General characteristics
- Class & type: Offshore Patrol Vessel
- Type: Patrol and Oil recovery vessel
- Displacement: 3,121 long tons (3,171 t)
- Length: 270 ft (82 m)
- Beam: 51 ft (16 m)
- Depth: 6 m (20 ft)
- Propulsion: Two Bergen Engines B32:40 Diesel Engines, 4000kW each; Two screws; one azimuth thruster, 883kW;
- Speed: 18.4 knots (34.1 km/h; 21.2 mph)
- Boats & landing craft carried: 2 × MOB boats type NORSAFE
- Complement: 26
- Armament: 40 mm Bofors
- Notes: Crane: 15m/5 tons; Modified to support the Nato Submarine Rescue System;

= NoCGV Harstad =

Offshore patrol vessel of the Norwegian Coast Guard

NoCGV Harstad is a purpose-built offshore patrol vessel for the Norwegian Coast Guard. She is named after the city Harstad in Northern Norway.
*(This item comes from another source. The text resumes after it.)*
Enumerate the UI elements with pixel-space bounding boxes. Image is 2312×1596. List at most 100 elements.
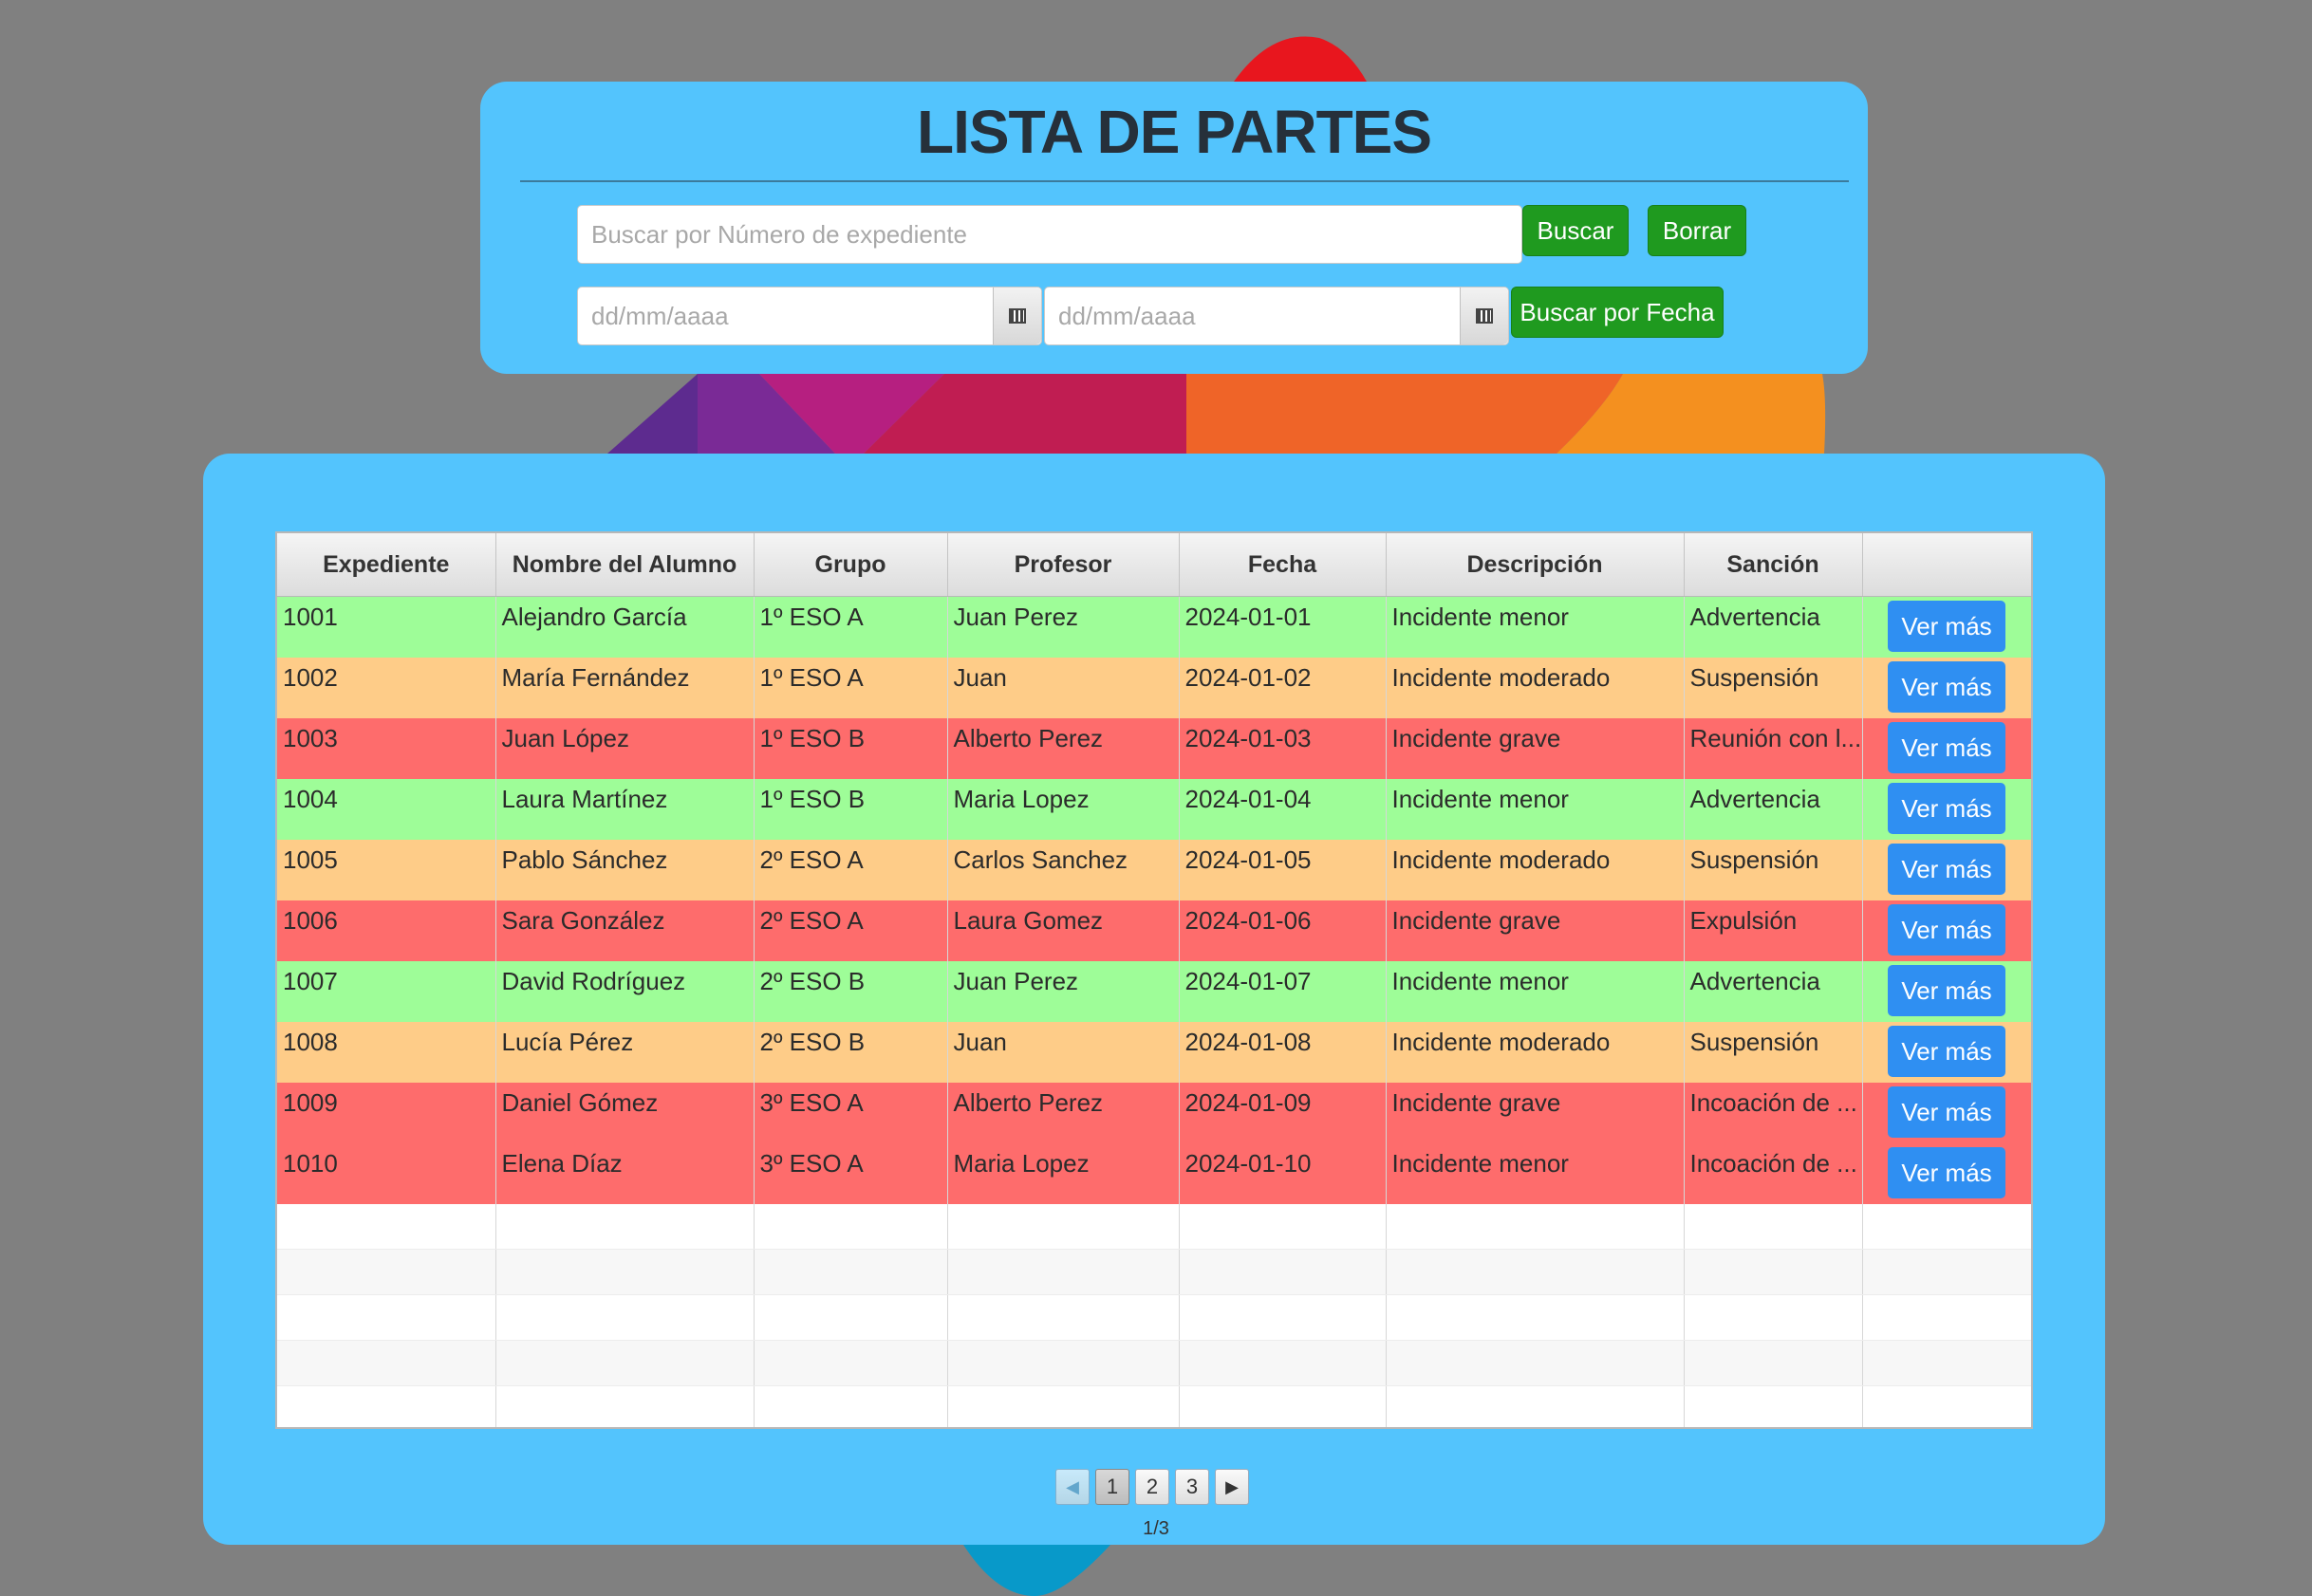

Harstad was built as a multipurpose vessel, but optimised for emergency towing of large oil tankers (up to ), oil spill clean-up and fire fighting. The most common duty will be fishery inspection and search and rescue in Norway's large exclusive economic zone.

Harstad is equipped for the NATO Submarine Rescue System.

== Construction and service ==
Harstad was built in 2005 to a UT 512 design. The hull was constructed at Aker Yards in Tulcea, Romania, before the vessel was completed and outfitted at Søviknes Verft in Norway. It was delivered in 2005 and initially leased to the Coast Guard by the civilian shipping company Remøy Shipping. In 2009, the Coast Guard formally took over the vessel and has since been responsible for its operation and crewing.

=== Mid-life update ===
In 2023, a mid-life update of the ship was approved, with an initial budget framework of NOK 235 million. The contract was signed around the turn of 2025/2026, but the project has been delayed due to contractual and financial factors. The upgrade is expected to begin in late 2026 at the earliest, with the vessel returning to operational service around 2028.